With advancements in artificial intelligence, virtual digital human technology aims to simulate realistic human appearances and behaviors, crucial for concepts like the metaverse. Traditional methods require extensive video data of real humans to train models, which is resource-intensive and limits video quality. This patent addresses these challenges by reducing the need for large datasets while improving image quality and realism.

Methodology

The method begins by obtaining a static image of the target person, target audio, and a driving video with dynamic facial features.
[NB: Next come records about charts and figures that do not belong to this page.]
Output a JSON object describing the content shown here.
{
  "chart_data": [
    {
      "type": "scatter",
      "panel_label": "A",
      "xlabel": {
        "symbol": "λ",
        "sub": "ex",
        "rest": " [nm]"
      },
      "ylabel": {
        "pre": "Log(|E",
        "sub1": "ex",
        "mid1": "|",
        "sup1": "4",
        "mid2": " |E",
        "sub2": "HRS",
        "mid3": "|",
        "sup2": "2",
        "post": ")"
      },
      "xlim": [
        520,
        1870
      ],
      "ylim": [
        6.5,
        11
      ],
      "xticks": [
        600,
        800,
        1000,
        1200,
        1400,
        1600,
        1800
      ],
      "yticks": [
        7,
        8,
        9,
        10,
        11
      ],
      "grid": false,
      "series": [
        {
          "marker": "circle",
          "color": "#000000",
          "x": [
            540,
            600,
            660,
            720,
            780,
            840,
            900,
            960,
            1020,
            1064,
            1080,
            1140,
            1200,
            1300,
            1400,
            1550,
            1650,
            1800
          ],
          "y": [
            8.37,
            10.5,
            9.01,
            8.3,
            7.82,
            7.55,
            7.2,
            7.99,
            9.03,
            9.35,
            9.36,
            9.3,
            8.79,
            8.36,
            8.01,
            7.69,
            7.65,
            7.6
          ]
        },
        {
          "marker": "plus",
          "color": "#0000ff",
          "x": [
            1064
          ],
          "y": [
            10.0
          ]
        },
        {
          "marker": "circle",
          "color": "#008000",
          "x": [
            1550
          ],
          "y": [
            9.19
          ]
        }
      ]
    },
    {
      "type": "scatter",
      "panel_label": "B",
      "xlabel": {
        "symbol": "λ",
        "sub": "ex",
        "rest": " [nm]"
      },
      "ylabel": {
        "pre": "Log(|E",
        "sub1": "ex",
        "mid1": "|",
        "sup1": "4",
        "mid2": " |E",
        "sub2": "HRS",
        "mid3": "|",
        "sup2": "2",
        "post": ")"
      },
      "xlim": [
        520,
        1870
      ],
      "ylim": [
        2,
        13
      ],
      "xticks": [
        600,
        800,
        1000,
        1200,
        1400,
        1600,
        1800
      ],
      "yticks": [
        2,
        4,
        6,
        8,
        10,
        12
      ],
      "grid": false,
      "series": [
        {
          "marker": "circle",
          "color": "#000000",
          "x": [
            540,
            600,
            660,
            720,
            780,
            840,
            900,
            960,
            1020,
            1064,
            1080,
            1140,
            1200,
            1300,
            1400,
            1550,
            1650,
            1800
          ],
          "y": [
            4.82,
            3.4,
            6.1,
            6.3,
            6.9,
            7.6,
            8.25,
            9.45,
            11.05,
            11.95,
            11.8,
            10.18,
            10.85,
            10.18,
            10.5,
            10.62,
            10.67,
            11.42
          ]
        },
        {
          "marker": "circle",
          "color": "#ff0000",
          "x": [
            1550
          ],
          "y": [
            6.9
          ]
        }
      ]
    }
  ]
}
It transfers these dynamic features to the static image, creating a dynamic video where the target person's face mimics expressions and motions from the driving video. Lip synchronization is achieved by aligning the dynamic video with the target audio, followed by enhancing both facial dynamics and image quality.

Technical Implementation

Key-point detection is used to map facial features from the driving video onto the target person's image. This involves identifying dynamic facial key points in both videos and establishing a mapping relationship to ensure accurate feature migration. The process allows for high-fidelity replication of expressions and motions, resulting in a dynamic video that closely resembles the driving video's characteristics.

Enhancements

To further improve realism, the method enhances dynamic facial features and overall image quality post-lip synchronization. This involves refining facial expressions in the video and remapping them onto the target person's image using another set of key-point mappings. The result is a high-definition, lifelike video with precise lip synchronization that does not require extensive custom training data.